Au reste cette lettre cy n’est que la préface des autres, et je prétends vous écrire toutes les semaines sur un ton un peu plus guay que celui-cy. En attendant, je suis et seray toujours avec un profond respect et toute l’amitié possible votre très-humble et très-obéissant serviteur,

Arouet.

  1. Publiée par M. H. Beaune dans Voltaire au collége. Paris, Amyot, 1867.
  2. Né à Dijon le 12 août 1694, fils d’un président à mortier du parlement de Bourgogne, Claude-Philippe Fyot, marquis de La Marche, comte de Bosjan, baron de Montpont, avait été condisciple du jeune Arouet au collége de Louis-le-Grand.
  3. 1711.
  4. Le P. Polou ou plutôt Paullou, jésuite, professa la rhétorique au collége Louis-le-Grand jusqu’en 1711, époque à laquelle ses supérieurs l’envoyèrent à Rennes pour y tenir la même classe. C’était un homme érudit et fort versé dans la connaissance des langues orientales. On a de lui un opuscule intitulé Réponse du P. Paullou, recteur du collége de Caen, à M***, sur un article des Nouvelles ecclésiastiques du 11 mai 1737. In-4°, 15 pages ; voyez la bibliographie des PP. de Baecker. (H. B.)
  5. À Dijon ou au château de la Marche en Bresse, arrondissement de Châlon-sur-Saône, qui appartenait au président Fyot de La Marche. (H. B.)

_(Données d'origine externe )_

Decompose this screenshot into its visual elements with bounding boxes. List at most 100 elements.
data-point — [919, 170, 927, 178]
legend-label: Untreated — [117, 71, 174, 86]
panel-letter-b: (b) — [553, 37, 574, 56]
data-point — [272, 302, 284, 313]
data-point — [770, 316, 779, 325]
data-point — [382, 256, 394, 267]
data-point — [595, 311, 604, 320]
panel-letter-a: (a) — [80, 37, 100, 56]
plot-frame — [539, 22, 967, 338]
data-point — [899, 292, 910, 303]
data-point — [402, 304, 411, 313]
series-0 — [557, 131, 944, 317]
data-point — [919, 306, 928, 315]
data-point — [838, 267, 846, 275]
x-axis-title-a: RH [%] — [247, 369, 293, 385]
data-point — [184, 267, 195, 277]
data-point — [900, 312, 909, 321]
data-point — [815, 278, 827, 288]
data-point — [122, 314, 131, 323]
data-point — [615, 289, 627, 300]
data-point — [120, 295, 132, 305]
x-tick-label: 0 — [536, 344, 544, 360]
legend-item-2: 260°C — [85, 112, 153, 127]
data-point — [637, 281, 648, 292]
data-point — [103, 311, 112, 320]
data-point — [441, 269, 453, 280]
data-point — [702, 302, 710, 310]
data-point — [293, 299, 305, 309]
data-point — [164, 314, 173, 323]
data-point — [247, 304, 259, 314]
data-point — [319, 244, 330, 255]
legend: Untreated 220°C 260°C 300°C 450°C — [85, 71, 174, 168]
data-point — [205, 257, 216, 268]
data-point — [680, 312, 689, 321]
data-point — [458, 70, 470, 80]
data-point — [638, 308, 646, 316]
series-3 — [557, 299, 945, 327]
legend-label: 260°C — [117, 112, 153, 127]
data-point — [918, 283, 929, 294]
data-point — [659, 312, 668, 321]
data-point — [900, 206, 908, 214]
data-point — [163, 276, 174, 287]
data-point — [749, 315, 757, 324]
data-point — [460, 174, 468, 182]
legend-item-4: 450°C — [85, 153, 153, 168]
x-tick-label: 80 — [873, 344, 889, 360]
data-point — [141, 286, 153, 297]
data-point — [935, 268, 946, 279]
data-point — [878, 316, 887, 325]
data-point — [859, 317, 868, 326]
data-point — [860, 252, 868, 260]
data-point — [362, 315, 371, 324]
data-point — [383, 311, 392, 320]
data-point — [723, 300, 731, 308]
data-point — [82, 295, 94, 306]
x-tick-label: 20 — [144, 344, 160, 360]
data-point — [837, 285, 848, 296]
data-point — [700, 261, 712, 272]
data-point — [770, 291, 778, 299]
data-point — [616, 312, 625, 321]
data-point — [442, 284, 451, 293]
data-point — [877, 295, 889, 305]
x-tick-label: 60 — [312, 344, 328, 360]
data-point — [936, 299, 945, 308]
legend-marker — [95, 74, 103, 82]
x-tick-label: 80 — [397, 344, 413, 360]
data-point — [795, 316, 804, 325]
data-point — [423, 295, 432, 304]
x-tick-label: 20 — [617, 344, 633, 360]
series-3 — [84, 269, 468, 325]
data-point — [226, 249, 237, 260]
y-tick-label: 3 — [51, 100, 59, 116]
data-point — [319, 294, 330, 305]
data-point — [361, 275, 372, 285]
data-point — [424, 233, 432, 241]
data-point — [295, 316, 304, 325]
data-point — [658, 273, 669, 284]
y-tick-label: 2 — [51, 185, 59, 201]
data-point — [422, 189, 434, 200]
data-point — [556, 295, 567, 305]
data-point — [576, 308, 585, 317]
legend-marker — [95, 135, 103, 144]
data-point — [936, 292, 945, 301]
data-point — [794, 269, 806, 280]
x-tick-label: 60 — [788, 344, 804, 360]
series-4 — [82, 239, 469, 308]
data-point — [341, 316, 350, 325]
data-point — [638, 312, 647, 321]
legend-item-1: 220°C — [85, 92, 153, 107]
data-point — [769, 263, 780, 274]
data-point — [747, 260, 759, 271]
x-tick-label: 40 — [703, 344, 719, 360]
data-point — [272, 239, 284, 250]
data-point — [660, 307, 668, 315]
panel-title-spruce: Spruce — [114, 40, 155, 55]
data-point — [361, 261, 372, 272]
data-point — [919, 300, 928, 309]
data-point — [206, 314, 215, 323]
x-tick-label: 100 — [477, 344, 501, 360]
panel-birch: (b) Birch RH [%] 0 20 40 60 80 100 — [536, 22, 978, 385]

  6. Nous n’avons pu découvrir dans les mémoires du temps le moindre renseignement sur cet abbé Poirier, répétiteur de Voltaire. Un sieur Henri Poirier a publié en 1703 un petit volume in-12 sous le nom de Projet pour l’histoire du père Maignan et la doctrine de ce philosophe. Est-ce le même ? (H. B.)